The temporary $9 drop in oil prices
On July 7-8, the oil market tumbled by $9, as a tribute to a new high that was reached just the week before at $146 a barrel. USO, the ETF that tracks the price of oil, has been on a strong upward trend since March, where it broke out from the $80 level and has since advanced to $110. The relative strength of oil prices has been fading since March, proving that the amount of money left in this bull run might finally be coming to an end. Without fresh money in this rather weak oil movement, there is a chance that the market could turn the tables and see a huge correction within just a few short days.
The $150 barrel prediction
The $150 prediction by a Goldmann Sachs analyst surely worked to pump up the price of oil; in fact, on July 11th, oil set a record high at $147 per barrel. This prediction added a goal for the price, but also set a new take profit for many traders who were planning to dump at the then current price in the $130s. If anything, the prediction did not set much guidance as much as it set where traders would eventually sell, which would be around $150 per barrel. At a high price like this, it should be understood that many traders are seeing hefty profits; a dip would be proof that profit taking is occurring, whether that happens overnight or over a large breakdown.
How oil will move
Just last month, it was reported that the amount of shorters actually outnumbered buyers, and there is hope that momentum will further drop and bring lower prices. Without any geopolitical news, the price of oil should slowly ebb to a comfortable position in the $120s. At that point, it is up to traders whether they want to play a dead cat bounce back to the $130s or sell off to the $100 level. At this point, $110 per barrel seems to be the support line that everyone is looking for. It took days to break $110, and even then, there was plenty of resistance to its movement.

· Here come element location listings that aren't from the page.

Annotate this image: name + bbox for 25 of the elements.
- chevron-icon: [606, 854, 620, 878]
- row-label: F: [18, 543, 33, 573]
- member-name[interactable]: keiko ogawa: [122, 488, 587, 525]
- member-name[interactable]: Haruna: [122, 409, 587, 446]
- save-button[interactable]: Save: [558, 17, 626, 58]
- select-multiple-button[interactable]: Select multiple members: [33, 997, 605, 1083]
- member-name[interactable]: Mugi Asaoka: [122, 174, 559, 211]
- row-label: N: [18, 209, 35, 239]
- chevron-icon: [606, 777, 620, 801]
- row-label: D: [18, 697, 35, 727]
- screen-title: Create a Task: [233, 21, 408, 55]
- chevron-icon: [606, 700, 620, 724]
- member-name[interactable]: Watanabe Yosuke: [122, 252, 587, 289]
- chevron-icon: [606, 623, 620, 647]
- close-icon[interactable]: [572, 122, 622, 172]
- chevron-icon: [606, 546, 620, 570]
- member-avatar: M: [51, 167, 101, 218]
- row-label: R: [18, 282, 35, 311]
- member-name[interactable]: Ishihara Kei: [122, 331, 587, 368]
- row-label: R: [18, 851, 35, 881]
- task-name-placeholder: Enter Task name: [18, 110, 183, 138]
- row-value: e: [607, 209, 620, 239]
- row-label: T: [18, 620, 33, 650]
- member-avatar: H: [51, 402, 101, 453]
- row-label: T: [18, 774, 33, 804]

Plan B for charting movements
With a renewed number of short sellers, the dangers of a rising market grow again. If there is more geopolitical news, especially that out of Israel or Iran, the chance of rising oil prices is near perfect. Shorters will be forced to buy to cover, causing an even greater buying spree. A short squeeze is very dangerous near a market top because it can completely eliminate any idea of a price ceiling. Traders that were willing to sell at $150 per barrel might grow reluctant if news breaks out in the Middle East. This is what makes oil so hard to trade; there is no charting its course outside of what is heard on the news lines. Much of the rally to $147 was created on Mid East tensions stemming from Iran’s missile test.
How to trade oil in this market
Trading the tumultuous oil roller coaster can be difficult, but the best position is in options, either future options or via an ETF that offers option trading. For USO, the $110 put options (current price of the ETF is $110) cost just over $6 each. This price is very cheap considering the limited downside that you suffer if the price goes against you. Looking just one month out to August, there is still plenty of time for oil to drop, or for it to continue the rebound. Luckily with options, you will just be out $6 per share, regardless of how wildly the market moves. This is what I like about options – giving you an ability to more faithfully trade the wild commodities market.